С грохотом упала тумбочка, и Яхин-Боаз проснулся.
– В львиной, а не в правильной, – повторил он на родном языке. – Для меня.
– Что случилось? – спросила Гретель, садясь на кровати. Они всегда разговаривали между собой по-английски. Теперь она не понимала, что он говорит.
– Она моя, я уже большой для нее, – продолжал Яхин-Боаз на своем языке. – Что это за карта, что за океан, что там за время?
– Проснись, – сказала Гретель по-английски. – С тобой все в порядке?
– Что мы за время? – спросил Яхин-Боаз по-английски.
– Ты имеешь в виду, который час? – переспросила Гретель.
– Где время? – настаивал Яхин-Боаз.
– Сейчас четверть шестого, – ответила Гретель.

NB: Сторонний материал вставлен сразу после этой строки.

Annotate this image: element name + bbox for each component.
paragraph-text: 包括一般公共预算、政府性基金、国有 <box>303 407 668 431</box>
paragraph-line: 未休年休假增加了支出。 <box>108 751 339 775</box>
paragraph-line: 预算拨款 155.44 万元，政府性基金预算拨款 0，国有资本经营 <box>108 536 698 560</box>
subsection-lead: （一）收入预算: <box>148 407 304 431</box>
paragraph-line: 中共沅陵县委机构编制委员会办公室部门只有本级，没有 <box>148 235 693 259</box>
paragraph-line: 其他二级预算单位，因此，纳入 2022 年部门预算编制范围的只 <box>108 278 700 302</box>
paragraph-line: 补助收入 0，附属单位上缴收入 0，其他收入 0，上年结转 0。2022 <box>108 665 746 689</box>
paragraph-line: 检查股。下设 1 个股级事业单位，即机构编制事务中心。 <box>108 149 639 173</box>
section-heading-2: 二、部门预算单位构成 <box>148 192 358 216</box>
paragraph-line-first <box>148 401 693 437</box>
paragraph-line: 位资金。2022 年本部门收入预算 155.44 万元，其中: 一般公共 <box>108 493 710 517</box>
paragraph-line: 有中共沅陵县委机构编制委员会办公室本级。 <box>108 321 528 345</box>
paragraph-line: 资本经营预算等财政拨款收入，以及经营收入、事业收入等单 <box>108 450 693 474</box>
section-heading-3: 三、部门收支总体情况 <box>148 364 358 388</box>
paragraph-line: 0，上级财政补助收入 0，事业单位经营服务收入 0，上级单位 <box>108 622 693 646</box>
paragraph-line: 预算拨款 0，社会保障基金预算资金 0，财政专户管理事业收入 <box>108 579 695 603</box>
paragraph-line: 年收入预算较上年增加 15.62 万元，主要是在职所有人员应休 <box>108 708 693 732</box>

– Оно совсем не там, – произнес Яхин-Боаз. Сон выпал у него из ума. Он не смог ничего в нем вспомнить.
8
Матери Боаз-Яхина промыли желудок, и два дня она провела в постели.
– Не понимаю, из-за чего столько шума, – сказала она поначалу. – В пузырьке оставалась всего пара таблеток. Я не пыталась себя убить – я просто не могла заснуть, а одной таблетки никогда не хватает.
– А мне откуда было знать? – спросил Боаз-Яхин. – Я только увидел, что ты натворила в лавке, а потом нож и пустую склянку.
Позже мать сказала:
– Ты спас мне жизнь. Вы с врачом спасли мне жизнь.
– Ты, по-моему, говорила, что в пузырьке оставалось всего две таблетки? – спросил Боаз-Яхин.
Мать резко откинула голову, искоса мрачно взглянула на него. Ну и дурак же ты, должно быть, сказал этот взгляд.
Боаз-Яхин не знал, чему верить – истории про две таблетки или мрачному взгляду. Нипочем не угадаешь, что она сейчас отчудит, подумал он. Возьмет и сделается инвалидом, а я заботься о ней. Колокольчик звякает над дверью, а ее голос зовет сверху. Он сбежал и бросил меня прибирать за ним. Те два дня, что мать провела в постели, Боаз-Яхин сидел дома, а по вечерам в дом приходила Лайла и готовила для них.
В темной лавке по ночам Боаз-Яхин предавался любви с Лайлой, на полу между шкафами с картами. В темноте он смотрел на смутный отсвет ее тела, его частей, какие он теперь знал.
– Вот эту карту он у меня отобрать не сумеет, – произнес он. Они засмеялись в темной лавке.
Боаз-Яхин сделал третий рисунок: вновь умирающий лев прыгает на колесницу, кусает колесо. Только теперь обе стрелы не торчали в нем, обе стрелы лежали на земле у него под лапами. Копья все еще были у горла.
Он сделал четвертый рисунок: обе стрелы и одно копье под лапами льва.
Он сделал и пятый рисунок, где обе стрелы и оба копья лежали на земле под лапами льва, а вечером отправился на автобусе в городок около развалин дворца последнего царя. С собой он нес лишь свернутые в рулон рисунки.
Вновь шагал он от автостанции к безмолвной дороге под желтыми фонарями. На сей раз всё: стрекот сверчков, дальний лай собак, камни дорожной обочины у него под ногами – уже не звучало так, будто далеко от всего: все это – звуки того места, где он был.
Подойдя к цитадели, он, как и прежде, перебросил сверток с рисунками через сетчатую ограду и перелез сам. Вновь охранники пили кофе за окном, озаренным лампой дневного света. Под луною подошел он к зданию, где были барельефы львиной охоты. Как и прежде, дверь стояла незапертой.